If you also work with videos or podcasts, the principle is identical: I’ve written a deep dive on how transcripts make audio and video content citable. And for images that aren’t infographics — photos, screenshots, illustrations — the logic starts from informative captions and extends to technical diagrams that often contain valuable data trapped in the visual format.
A first check on your pages
Open the five most important pages of your site. Look for every image that contains data — not decorative photos, but infographics, charts, image-tables, diagrams with numbers. For each one, ask yourself: if I delete the image, does the data stay on the page? If the answer is no, you’ve found a hole in your AI visibility.

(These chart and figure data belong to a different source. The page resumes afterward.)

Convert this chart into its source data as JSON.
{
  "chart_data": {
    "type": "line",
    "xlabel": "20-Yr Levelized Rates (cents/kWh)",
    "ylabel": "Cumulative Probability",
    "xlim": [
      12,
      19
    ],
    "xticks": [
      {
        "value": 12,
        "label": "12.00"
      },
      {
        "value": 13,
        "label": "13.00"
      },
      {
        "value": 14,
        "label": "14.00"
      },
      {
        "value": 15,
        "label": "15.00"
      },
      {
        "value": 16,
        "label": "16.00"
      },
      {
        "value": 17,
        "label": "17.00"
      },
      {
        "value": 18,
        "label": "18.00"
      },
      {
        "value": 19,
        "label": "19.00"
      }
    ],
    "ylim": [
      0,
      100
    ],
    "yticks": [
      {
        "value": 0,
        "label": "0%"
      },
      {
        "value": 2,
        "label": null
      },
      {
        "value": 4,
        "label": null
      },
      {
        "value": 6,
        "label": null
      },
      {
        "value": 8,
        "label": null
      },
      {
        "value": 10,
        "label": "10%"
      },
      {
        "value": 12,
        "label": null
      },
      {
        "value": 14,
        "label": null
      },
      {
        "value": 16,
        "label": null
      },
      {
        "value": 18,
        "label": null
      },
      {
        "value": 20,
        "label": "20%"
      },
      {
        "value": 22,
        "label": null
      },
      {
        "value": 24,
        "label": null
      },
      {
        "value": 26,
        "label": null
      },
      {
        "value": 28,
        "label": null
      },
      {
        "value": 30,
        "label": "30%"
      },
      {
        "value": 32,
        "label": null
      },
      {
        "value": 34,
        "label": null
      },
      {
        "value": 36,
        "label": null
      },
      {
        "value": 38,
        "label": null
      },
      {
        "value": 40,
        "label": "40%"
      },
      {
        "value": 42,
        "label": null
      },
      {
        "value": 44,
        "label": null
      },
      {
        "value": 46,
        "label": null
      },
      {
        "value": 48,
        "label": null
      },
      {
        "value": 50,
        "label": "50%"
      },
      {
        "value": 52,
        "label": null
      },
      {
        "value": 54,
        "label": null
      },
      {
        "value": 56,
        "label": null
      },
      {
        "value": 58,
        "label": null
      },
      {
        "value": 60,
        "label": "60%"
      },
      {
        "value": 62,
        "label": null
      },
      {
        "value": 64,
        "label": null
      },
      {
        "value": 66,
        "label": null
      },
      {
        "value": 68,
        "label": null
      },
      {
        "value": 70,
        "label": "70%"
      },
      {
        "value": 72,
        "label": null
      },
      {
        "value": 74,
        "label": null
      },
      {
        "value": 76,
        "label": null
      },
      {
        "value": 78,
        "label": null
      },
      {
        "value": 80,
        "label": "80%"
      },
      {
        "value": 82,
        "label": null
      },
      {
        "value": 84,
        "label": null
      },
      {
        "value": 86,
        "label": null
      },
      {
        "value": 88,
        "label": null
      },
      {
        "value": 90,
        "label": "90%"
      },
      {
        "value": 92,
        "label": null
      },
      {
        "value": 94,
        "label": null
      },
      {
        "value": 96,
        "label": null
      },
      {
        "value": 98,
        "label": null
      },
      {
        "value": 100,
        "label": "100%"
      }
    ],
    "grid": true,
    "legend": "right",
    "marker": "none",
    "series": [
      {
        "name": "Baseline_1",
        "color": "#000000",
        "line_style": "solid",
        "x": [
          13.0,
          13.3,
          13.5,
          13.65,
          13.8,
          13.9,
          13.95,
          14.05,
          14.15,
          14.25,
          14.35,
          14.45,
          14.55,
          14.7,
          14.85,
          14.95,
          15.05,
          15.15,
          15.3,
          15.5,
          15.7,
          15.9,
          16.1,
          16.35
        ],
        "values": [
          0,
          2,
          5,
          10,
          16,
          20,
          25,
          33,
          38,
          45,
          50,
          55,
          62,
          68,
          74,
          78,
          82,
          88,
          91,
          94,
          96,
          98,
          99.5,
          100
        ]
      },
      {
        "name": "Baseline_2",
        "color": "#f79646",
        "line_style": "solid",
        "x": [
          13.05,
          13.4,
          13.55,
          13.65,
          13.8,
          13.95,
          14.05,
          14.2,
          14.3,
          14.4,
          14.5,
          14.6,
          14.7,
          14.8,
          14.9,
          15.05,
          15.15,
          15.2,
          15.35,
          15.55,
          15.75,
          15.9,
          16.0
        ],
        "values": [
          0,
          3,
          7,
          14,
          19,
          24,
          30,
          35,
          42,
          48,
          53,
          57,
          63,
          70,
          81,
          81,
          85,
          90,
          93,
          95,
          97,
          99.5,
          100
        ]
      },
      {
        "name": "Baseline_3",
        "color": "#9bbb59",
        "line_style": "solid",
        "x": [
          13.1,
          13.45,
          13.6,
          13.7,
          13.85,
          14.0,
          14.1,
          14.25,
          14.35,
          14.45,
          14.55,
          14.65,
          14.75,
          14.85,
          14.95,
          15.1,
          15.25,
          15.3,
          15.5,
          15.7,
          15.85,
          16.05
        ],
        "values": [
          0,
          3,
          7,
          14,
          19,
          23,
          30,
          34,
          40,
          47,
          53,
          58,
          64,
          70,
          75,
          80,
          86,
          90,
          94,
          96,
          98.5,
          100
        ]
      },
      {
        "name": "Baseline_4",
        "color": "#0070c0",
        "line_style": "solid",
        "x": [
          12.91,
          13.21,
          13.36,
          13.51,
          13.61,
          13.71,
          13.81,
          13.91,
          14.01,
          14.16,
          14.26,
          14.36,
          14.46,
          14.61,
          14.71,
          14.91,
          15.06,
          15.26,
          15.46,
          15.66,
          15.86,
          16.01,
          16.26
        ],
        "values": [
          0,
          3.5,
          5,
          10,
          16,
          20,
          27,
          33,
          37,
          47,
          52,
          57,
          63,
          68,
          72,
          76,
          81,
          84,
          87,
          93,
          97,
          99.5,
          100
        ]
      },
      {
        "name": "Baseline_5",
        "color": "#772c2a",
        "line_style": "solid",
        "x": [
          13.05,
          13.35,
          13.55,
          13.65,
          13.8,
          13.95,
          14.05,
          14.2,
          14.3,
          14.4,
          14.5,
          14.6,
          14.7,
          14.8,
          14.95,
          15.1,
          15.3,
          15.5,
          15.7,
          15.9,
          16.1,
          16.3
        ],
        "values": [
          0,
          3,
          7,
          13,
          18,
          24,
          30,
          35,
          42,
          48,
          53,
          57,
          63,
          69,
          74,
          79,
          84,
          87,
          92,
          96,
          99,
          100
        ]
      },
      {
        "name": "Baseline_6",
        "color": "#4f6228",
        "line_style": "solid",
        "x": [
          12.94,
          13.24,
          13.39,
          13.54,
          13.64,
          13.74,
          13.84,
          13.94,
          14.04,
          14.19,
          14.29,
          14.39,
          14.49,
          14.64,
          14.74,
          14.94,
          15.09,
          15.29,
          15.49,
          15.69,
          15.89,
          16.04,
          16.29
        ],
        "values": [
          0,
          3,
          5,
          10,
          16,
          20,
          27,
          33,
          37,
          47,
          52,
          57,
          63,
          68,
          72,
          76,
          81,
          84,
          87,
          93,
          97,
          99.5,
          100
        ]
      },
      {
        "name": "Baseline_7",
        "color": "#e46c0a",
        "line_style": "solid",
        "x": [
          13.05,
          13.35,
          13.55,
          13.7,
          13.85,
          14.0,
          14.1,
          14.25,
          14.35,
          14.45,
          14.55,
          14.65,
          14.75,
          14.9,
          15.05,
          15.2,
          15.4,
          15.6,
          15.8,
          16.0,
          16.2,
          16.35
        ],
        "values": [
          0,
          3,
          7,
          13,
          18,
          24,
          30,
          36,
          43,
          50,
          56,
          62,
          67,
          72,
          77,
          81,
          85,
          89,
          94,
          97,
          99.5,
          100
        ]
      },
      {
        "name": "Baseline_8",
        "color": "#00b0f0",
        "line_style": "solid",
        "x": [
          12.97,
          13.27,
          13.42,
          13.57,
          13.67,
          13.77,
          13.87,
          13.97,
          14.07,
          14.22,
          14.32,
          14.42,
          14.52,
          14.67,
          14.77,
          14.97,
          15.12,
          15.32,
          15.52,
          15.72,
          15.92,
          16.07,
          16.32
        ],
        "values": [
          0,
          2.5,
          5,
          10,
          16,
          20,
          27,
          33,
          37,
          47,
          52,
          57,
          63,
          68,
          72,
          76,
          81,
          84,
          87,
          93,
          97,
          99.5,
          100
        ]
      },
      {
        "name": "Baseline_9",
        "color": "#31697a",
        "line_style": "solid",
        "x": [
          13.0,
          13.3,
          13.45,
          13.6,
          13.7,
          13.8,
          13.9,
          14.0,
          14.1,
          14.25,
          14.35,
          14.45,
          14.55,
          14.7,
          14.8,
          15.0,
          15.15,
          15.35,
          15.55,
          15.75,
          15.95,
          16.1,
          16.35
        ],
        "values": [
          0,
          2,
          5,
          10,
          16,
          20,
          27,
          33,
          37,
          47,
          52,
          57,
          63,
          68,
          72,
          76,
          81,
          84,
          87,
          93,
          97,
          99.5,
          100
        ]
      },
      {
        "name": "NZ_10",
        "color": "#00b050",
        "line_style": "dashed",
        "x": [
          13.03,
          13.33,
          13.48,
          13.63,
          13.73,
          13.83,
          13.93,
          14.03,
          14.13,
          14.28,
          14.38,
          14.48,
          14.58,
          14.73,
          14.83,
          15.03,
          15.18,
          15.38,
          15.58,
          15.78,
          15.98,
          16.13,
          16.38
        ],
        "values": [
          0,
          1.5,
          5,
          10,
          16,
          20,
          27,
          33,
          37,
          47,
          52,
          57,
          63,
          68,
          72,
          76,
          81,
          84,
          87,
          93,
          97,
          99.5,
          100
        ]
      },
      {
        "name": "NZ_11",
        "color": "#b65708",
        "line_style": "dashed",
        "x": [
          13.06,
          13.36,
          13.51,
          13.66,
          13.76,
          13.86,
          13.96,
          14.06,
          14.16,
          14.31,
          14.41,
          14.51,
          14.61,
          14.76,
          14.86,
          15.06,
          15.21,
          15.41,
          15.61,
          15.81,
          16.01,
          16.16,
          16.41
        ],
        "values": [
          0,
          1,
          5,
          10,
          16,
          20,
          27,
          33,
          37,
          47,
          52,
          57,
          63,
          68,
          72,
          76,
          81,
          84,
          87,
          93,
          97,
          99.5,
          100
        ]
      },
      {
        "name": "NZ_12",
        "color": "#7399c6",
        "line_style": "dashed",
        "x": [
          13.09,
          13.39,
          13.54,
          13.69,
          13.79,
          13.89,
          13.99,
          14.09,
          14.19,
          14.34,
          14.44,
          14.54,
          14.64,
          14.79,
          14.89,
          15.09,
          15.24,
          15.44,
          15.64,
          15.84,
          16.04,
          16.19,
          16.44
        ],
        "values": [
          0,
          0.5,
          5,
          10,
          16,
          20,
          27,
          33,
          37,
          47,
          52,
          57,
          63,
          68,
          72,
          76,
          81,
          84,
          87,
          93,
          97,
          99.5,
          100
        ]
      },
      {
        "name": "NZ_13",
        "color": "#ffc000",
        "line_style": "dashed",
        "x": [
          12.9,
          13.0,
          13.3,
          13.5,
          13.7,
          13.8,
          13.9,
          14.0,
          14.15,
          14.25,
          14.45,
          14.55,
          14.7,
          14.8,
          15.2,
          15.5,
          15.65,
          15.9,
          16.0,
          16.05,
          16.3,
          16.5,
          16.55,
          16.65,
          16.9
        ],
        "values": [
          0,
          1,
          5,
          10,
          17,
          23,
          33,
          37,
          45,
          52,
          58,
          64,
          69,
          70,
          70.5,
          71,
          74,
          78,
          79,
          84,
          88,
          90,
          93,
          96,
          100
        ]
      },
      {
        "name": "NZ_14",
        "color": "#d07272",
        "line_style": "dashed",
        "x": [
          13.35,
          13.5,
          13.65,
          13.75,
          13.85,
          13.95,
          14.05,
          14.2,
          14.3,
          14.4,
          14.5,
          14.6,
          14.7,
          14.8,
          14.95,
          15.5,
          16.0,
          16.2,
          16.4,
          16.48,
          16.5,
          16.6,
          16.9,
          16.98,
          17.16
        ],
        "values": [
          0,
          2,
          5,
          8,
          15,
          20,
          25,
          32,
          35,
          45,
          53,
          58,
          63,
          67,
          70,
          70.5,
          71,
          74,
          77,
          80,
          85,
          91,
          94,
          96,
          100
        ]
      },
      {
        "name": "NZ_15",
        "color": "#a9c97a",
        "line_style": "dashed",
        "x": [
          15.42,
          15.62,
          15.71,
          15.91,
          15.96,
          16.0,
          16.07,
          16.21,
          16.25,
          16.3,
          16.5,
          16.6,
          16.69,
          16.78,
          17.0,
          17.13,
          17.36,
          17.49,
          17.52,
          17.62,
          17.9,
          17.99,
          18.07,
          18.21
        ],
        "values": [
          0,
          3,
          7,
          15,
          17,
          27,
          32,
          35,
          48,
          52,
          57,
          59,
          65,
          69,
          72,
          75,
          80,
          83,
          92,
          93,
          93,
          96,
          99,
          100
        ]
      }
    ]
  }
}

This is a surface check that gives you an idea of the situation. The complete analysis requires verifying how each page is actually processed by retrieval systems — and that’s work that requires specific tools and skills. But the first step is knowing where the holes are. And for every infographic without parallel text, the hole is guaranteed.
Every infographic you publish with its text version beside it becomes content that works twice: once for the human eye and once for the AI engine. And your data, instead of staying trapped in an image no system can read, becomes citable.